The contents of the path interpretation can be filtered after running the FEFF calculation by setting the ♦Pathfinder → postcrit parameter. By default, it is set to 3, which means that only paths with a ranking above 3 will be displayed in the path interpretation. Resetting this parameter allows you tune how many paths get displayed after the calculation.
FEFF provides a crude evaluation of the importance of each path called the “curved wave importance factor”. This is computed as a very sparse – computed at four points between 0 Å⁻¹ and 20 Å⁻¹ – trapezoidal integration of |χ(k)|. This amplitude is then expressed as a percentage with the largest path having an amplitude of 100.
There are a few shortcomings of FEFF's amplitude factor. First, the percentages are computed serially. So the frist path is always given as 100%. If a subsequent path is larger than the first path, it, so, will be given as 100%. All following paths will be scaled to size of the later path. This is somewhat confusing.
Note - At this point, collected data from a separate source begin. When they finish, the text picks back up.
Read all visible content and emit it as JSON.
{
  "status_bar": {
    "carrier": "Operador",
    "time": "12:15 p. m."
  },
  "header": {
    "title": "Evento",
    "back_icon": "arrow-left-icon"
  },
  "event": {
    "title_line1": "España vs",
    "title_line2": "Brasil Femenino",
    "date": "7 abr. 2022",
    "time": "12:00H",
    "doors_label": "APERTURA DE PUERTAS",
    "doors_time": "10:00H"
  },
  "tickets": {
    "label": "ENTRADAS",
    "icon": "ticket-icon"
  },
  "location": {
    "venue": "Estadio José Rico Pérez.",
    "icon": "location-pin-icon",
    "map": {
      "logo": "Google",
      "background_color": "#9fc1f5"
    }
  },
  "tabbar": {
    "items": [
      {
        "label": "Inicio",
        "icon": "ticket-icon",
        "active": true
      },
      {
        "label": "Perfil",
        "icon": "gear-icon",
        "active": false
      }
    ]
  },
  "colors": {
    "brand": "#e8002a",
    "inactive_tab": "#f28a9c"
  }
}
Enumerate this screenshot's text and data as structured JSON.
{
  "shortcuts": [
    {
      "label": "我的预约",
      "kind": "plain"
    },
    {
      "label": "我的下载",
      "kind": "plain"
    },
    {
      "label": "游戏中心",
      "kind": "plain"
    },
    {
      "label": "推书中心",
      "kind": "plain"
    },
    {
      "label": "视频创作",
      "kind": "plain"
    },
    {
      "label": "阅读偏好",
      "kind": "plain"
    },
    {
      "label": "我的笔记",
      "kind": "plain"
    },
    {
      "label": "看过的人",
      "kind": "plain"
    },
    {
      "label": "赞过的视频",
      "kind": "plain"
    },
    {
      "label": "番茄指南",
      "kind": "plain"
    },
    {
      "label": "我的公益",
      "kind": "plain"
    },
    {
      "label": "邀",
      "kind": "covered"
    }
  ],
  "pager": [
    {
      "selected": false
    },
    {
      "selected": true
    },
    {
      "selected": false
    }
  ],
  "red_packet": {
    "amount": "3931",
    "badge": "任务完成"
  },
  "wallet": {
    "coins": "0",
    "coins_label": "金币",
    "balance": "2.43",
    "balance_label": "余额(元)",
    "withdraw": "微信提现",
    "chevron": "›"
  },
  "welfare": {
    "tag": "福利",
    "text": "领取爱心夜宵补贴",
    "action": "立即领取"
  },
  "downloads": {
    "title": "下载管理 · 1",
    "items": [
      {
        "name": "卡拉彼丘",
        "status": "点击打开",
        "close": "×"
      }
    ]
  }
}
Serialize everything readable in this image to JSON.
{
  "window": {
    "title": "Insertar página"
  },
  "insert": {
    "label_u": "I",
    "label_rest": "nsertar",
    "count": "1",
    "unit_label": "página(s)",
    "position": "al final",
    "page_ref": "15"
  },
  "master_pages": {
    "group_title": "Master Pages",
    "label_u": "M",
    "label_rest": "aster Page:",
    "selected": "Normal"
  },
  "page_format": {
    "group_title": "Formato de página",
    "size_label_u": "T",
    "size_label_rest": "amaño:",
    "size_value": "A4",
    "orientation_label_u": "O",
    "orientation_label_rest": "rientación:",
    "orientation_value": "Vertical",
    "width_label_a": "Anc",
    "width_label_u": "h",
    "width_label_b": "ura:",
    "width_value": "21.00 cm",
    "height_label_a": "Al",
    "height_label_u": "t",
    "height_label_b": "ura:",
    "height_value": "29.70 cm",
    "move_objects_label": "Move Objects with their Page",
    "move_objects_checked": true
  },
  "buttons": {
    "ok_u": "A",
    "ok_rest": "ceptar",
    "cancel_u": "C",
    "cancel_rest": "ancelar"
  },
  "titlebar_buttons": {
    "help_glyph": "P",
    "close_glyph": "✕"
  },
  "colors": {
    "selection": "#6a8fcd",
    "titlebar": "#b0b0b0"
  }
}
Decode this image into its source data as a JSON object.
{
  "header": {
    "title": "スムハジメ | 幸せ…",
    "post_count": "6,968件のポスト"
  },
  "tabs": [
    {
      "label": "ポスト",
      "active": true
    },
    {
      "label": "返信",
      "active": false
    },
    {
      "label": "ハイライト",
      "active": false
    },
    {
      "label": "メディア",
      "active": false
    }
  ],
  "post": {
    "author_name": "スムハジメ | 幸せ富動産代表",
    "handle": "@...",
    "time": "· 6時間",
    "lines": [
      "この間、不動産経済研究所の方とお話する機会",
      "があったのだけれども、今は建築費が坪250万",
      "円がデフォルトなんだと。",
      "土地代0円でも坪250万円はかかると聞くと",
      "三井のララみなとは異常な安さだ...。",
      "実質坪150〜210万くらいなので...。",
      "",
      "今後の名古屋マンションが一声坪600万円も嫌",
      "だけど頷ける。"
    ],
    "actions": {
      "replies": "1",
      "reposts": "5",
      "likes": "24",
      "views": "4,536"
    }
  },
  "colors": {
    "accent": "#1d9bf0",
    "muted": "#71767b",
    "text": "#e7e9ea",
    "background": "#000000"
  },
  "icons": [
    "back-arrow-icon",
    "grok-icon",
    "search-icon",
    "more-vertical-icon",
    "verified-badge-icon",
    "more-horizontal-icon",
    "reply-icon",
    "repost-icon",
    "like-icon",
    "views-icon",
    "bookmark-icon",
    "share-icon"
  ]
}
Second, the integration is very sparse. This made sense back in the mid-90s, when computers were slower and had less memory. But it means the amplitude is not very accurate.
Finally, the integration is over a much wider range in k-space than is typically measured in a real experiment. It would make more sense to evaluate a measure of the importance of a path over a range in k that is expressed in a real measurement or, at least, a range that is more typical of a normal experiment.
To this end, ARTEMIS offers a variety of new ways to rank the importance of a path. Some use χ(k) and some use χ(R) of the paths. All are evaluated over a restricted range in k or R. By default, the range in k is 3 Å⁻¹ and 12 Å⁻¹ and in R it is 1 Å and 4 Å. All are evaluated using the full k or R grid which is used internally. Some consider k-weighting.
They all have funny acronyms:
These new ranking criteria tend to do a better job of correctly predicting which paths are important to a fit. That's a good thing. The bad thing is that they take quite a bit longer to compute than simply relying on FEFF's amplitude ratios.
The full suite of options are provided in order to replicate the analysis shown in the paper by K. Provost, et al. The “akc” and “aknc” choices tend to be reliable.
You can select which criterion to use on the interpretation page by setting the ♦Pathfinder → rank configuration parameter to “feff” or to one of the acronyms above.
You can compare the evaluations of the ranking criteria by pressing the “Rank” button in the toolbar. This calculation takes about a third of a second per path. If there are a lot of paths in the interpretation, this can be a bit time consuming. At the end, a text dialog with the various rankings for each path is displayed. As can be seen in the figure below, there is some variation between the criteria, but all of them differ substantially from FEFF's importance factors.
This improvement upon FEFF's path selection tool is adapted from K. Provost et al., J. Synchrotron Radiat., (2014), submitted.
None of the path ranking criteria currently use σ² when they are being evaluated, but that would be an interesting consideration.